The real marvel of “Gunslinger,” though, was the showdown between two psychotic crooks at cross purposes. In one corner: Robert Quarles, a Detroit mobster played by Neal McDonough (a former cast-member of Yost’s Boomtown), whose presence recalls a tradition of blue-eyed killers from Henry Fonda in Once Upon A Time In The West to Anthony Hopkins in The Silence Of The Lambs. In the other: Fletcher Nix (Desmond Harrington), henchmen for Dixie Mafia boss Emmitt Arnett, and a man whose flair for sadistic gamesmanship recalls Anton Chigurh in No Country For Old Men. Though the latter’s demise doesn’t come at Quarles’ hands, the writers give them both a mythic power that other shows would have more trouble conjuring. After all of Fletcher’s mischief-making in this episode, it’s surprising to lose him so quickly, though Raylan’s clever upending of his quickdraw routine is the episode’s tensest and funniest scene. (And ironic, too, since shooting across a short table doesn’t require the marksmanship that eludes Raylan in the gallery.)

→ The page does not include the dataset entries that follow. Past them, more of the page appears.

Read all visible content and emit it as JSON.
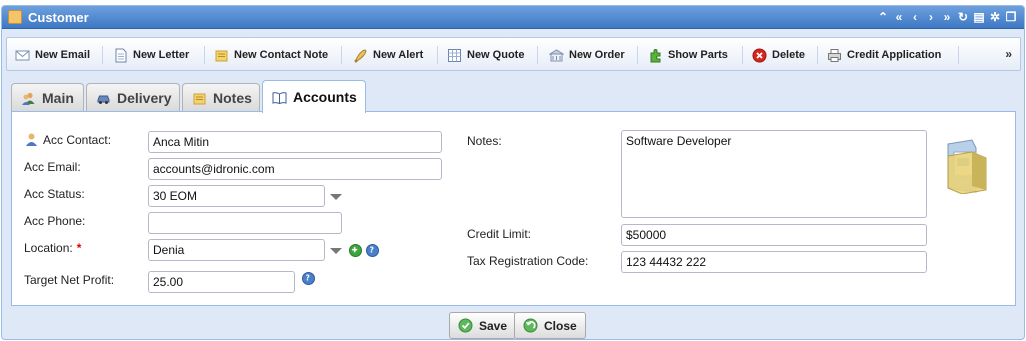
{
  "window": {
    "title": "Customer",
    "title_icon": "customer-icon",
    "tools": [
      "collapse-up-icon",
      "first-icon",
      "prev-icon",
      "next-icon",
      "last-icon",
      "refresh-icon",
      "print-icon",
      "gear-icon",
      "restore-icon"
    ]
  },
  "toolbar": {
    "items": [
      {
        "label": "New Email",
        "icon": "email-icon"
      },
      {
        "label": "New Letter",
        "icon": "letter-icon"
      },
      {
        "label": "New Contact Note",
        "icon": "note-icon"
      },
      {
        "label": "New Alert",
        "icon": "alert-icon"
      },
      {
        "label": "New Quote",
        "icon": "quote-icon"
      },
      {
        "label": "New Order",
        "icon": "order-icon"
      },
      {
        "label": "Show Parts",
        "icon": "parts-icon"
      },
      {
        "label": "Delete",
        "icon": "delete-icon"
      },
      {
        "label": "Credit Application",
        "icon": "printer-icon"
      }
    ],
    "more": "»"
  },
  "tabs": [
    {
      "label": "Main",
      "icon": "users-icon",
      "active": false
    },
    {
      "label": "Delivery",
      "icon": "car-icon",
      "active": false
    },
    {
      "label": "Notes",
      "icon": "note-icon",
      "active": false
    },
    {
      "label": "Accounts",
      "icon": "book-icon",
      "active": true
    }
  ],
  "form": {
    "acc_contact": {
      "label": "Acc Contact:",
      "value": "Anca Mitin",
      "icon": "person-icon"
    },
    "acc_email": {
      "label": "Acc Email:",
      "value": "accounts@idronic.com"
    },
    "acc_status": {
      "label": "Acc Status:",
      "value": "30 EOM"
    },
    "acc_phone": {
      "label": "Acc Phone:",
      "value": ""
    },
    "location": {
      "label": "Location:",
      "required": "*",
      "value": "Denia"
    },
    "target_net_profit": {
      "label": "Target Net Profit:",
      "value": "25.00"
    },
    "notes": {
      "label": "Notes:",
      "value": "Software Developer"
    },
    "credit_limit": {
      "label": "Credit Limit:",
      "value": "$50000"
    },
    "tax_registration": {
      "label": "Tax Registration Code:",
      "value": "123 44432 222"
    }
  },
  "buttons": {
    "save": "Save",
    "close": "Close"
  },
  "colors": {
    "title_bar": "#3e78c4",
    "panel_border": "#99bbe8",
    "window_bg": "#dfe8f6",
    "add_green": "#3ea53e",
    "help_blue": "#4a7fc9",
    "delete_red": "#d9261c"
  }
}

It remains to be seen whether McDonough—and Mykelti Williamson, who debuts as Big Bad #2 next week—will measure up to Mags, but along with an increased role for the great Jere Burns as Wynn Duffy, Justified seems poised to flood the zone with bad elements. Absent a singular presence like Martindale, an all-out turf between various toughs seems like a wise strategy, and the plotting in “Gunslinger” remains as confident and suspenseful as ever. It’ll be a busy season, with a few new characters and old ones emerging more prominently, but the show seems firmly in groove.
• Winona’s hot-and-cold dynamic with Raylan still seems like a problem in need of solving, and I’m not sure her pregnancy helps matters any. She’s one of the few characters who could disappear without taking much away from the show. For a gunslinger like Raylan, being a loner comes natural.
• Terrific scene with Fletcher using the pizza guy to infiltrate the home of a wealthy associate. Possible line of the night: “You understand why I’m not paying for that pizza, right?”)
• Nice exchange between Arlo and Ava after the frying pan incident: “You didn’t have to do that, Eva.” “Of course I did. Otherwise I wouldn’t have done it.”
• Dickie Bennett, in jail with Boyd eying revenge, looks to be in a position of weakness for the time being. Presuming that won’t last and hoping Jeremy Davies, who was superb in a more limited role than I expected last season, gets more play this time around.